Ce qui est également immuable, c’est le jeu proactif, exprimé à travers la possession et la circulation du ballon. Deux composantes qui ont le grand avantage de forcer l’adversaire à courir après le ballon et de permettre aux joueurs de l’Ajax de dépenser beaucoup moins d’énergie par l’intégration des mouvements (et la multiplicité de triangles sur le terrain). « Beaucoup de coachs dévouent leur temps à se demander si leurs joueurs seront capables de courir longtemps durant le match. Or, l’Ajax entraîne ses joueurs à courir le moins possible sur le terrain. C’est pourquoi les jeux sur le positionnement sont capitaux lors des entraînements. Cela requiert une excellente technique de passe, une capacité à garder le ballon quand on fait le jeu, le ballon doit être donné à la bonne vitesse, etc. Des détails importants qui ne peuvent être maîtrisés que par la répétition constante lors des entraînements et une concentration optimale en match. Lothar Matthäus l’a dit après le match de Vienne (finale de la C1 en 1995) : ‘L’Ajax m’a impressionné avant tout par leur parfait jeu de passe, le fait que tous les joueurs soient à l’aise avec le ballon, leur technique parfaite.’ »
Il faut dire que l’Ajax a l’habitude de construire depuis l’arrière où le gardien n’use que très rarement du jeu long. Il va davantage jouer avec un des défenseurs pour ressortir proprement, et ensuite, toute l’équipe bouge de manière coordonnée. Un joueur décroche ? Un autre fera l’appel contraire, en profondeur. Aussi, à vouloir évoluer vite et haut dans la partie de terrain adverse, l’équipe est souvent vouée à jouer dans un petit périmètre. L’espace étant restreint, les milieux de terrain excentrés multiplient les appels à l’instar des ailiers qui utilisent la largeur. Le but ? Favoriser, créer les espaces, multiplier les lignes de passe pour la naissance de combinaisons, de longs ballons ou de renversements.
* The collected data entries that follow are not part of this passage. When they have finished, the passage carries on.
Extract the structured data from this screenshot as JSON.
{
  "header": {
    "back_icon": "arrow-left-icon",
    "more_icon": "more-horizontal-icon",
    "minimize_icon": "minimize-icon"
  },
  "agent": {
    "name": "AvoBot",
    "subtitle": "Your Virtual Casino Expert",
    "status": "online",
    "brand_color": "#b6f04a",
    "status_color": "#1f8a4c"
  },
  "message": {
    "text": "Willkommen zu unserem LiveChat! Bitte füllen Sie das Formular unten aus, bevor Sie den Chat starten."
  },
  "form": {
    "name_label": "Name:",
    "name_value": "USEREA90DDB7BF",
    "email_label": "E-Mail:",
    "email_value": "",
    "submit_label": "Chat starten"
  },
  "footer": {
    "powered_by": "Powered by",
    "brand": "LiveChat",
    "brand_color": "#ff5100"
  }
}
L’attaquant doit être capable d’exploiter les espaces créés et les milieux sont amenés à soutenir l’attaquant et leur ailier respectif pour favoriser le surnombre. Car dans le système de van Gaal, pour la fluidité du jeu, la prime est donnée au renversement de jeu et à la verticalité aussi vite que possible.
Position et animation : « Le n°4 est le nouveau playmaker »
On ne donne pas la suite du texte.